Nowy sezon Roswell, w Nowym Meksyku zaczyna się z przytupem – Max naprawdę umarł i bohaterowie muszą poradzić sobie w tej rzeczywistości bez niego. Oczywiście, nie byłby to serial pod zwierzchnictwem Julie Plec, gdyby śmierć nie stała się jedynie przeszkodą do przeskoczenia. Mimo tego jest ciekawie. I lepiej niż w pierwszym sezonie.
Przez pierwszą minutę odcinka widzimy szczęśliwych Maxa i Liz, baraszkujących w łóżku i radośnie wspominających ostatnie tragiczne wydarzenia. I już możemy zgrzytać zębami, że znów będziemy podziwiać jedynie miłosne zawirowania tych dwojga, gdy nagle wszystko zdaje się jedynie pięknym snem. Max naprawdę nie żyje – a przynajmniej wszyscy tak uważają do końca pierwszego odcinka. Bo jak się okazuje, Rosa, bliźniaczka panny Ortecho, wciąż jest nawiedzana przez kosmitę w snach. W tym samym czasie Michael i Alex zagłębiają się coraz bardziej w przedziwną historię Roswell. Co odkryją? I czy uda się uratować Maxa?
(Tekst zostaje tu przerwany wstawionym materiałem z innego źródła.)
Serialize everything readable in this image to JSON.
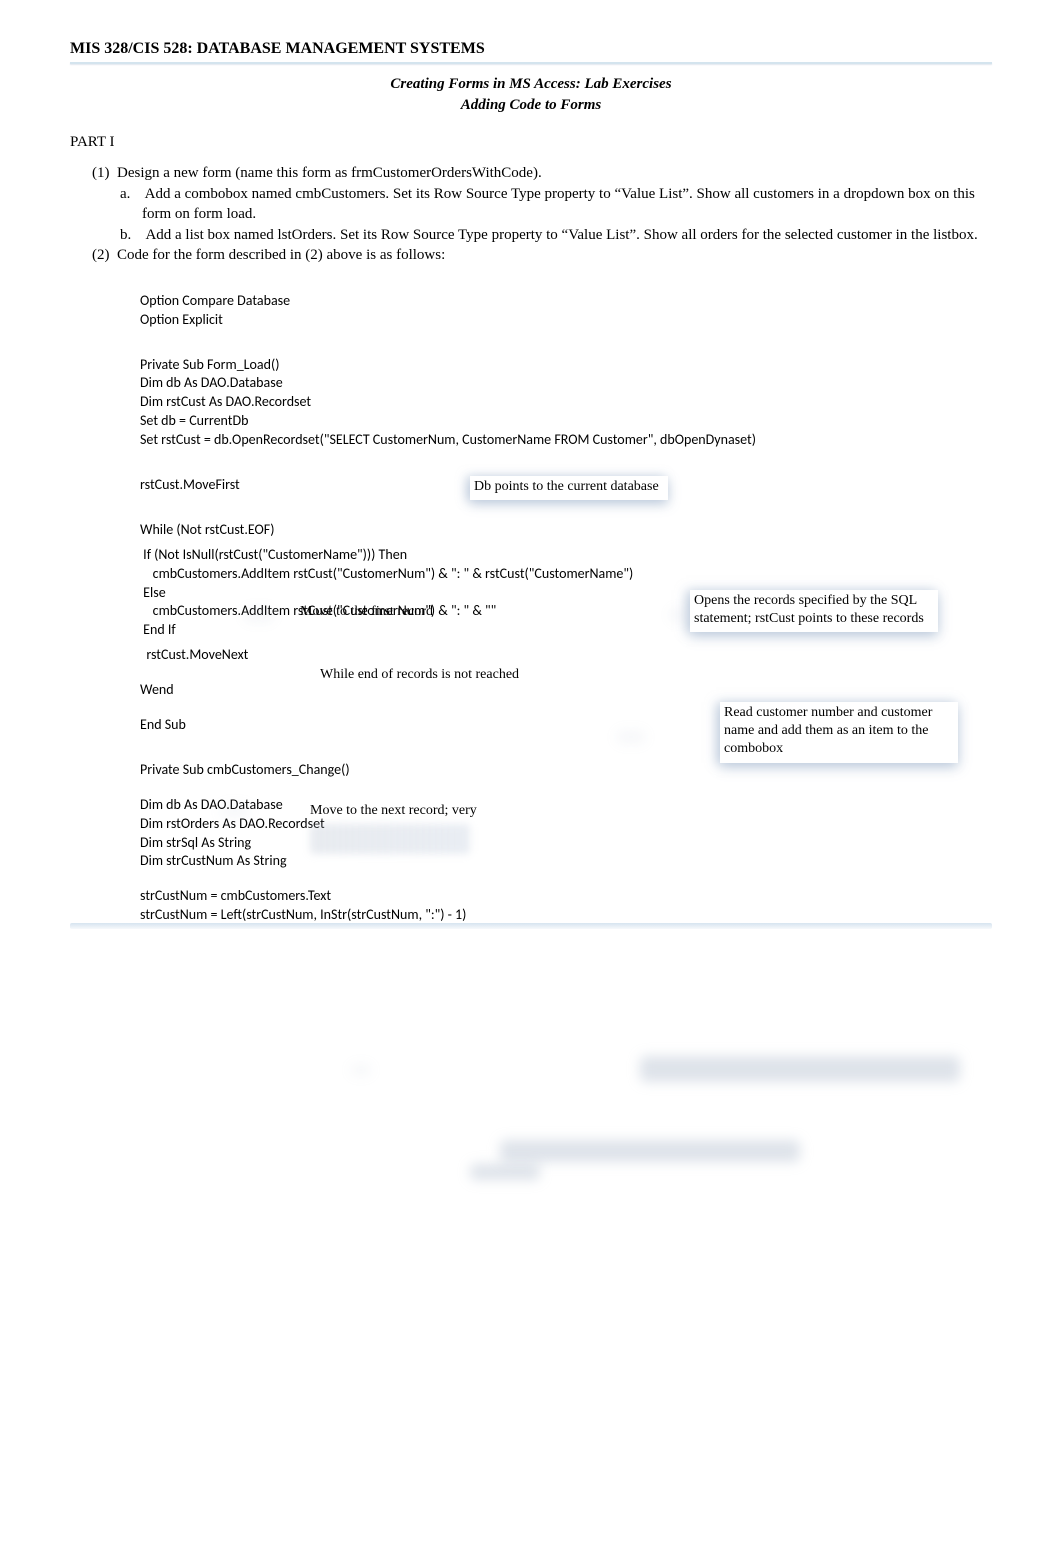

Nie ukrywajmy – uda. I na szczęście scenarzyści nie próbują robić niepotrzebnego dramatu (jeszcze) pod tytułem „Ale może jednak umrze”. Skupiają się za to na atrakcyjniejszej stronie – czyli jak doprowadzić do tego, by główny bohater powrócił. Sam pomysł, by wprowadzić do tego naukę i w końcu dać zabłysnąć Liz, był fenomenalny. Podoba mi się również motyw opłakiwania Maxa, a także tego, że każdy radzi sobie na swój sposób. Jasne, może dla niektórych to niepotrzebne przynudzanie, jednak ponieważ bohater jest na razie martwy, dobrze zobaczyć, jak inni sobie radzą z tym. Wściekłość Isobel czy rozmowa Jenną i Liz to ważne elementy rozwoju bohaterów. Zwłaszcza cieszy mnie relacja, jaka stwarza się między byłą i obecną partnerką Maxa – fajnie, że w serialach dla młodzieży można pokazać dwie kobiety zakochane w tym samym mężczyźnie, które zamiast ze sobą rywalizować, mogą się wspierać. Sam brak głównego bohatera również wpływa na relacje pomiędzy siostrami Ortecho, bo możemy zrozumieć każdą z nich (choć oczywiście, miłość Liz i Maxa to nadal najsłabsza część tej historii). Wiem, że Rosa z jednej strony może irytować, z drugiej – to postać, która ma irytować. W końcu ma tylko dziewiętnaście lat i nieciekawą przeszłość. Szkoda tylko, że aby odmłodzić o 10 lat Amber Midthunder, tak szpetnie ją malują…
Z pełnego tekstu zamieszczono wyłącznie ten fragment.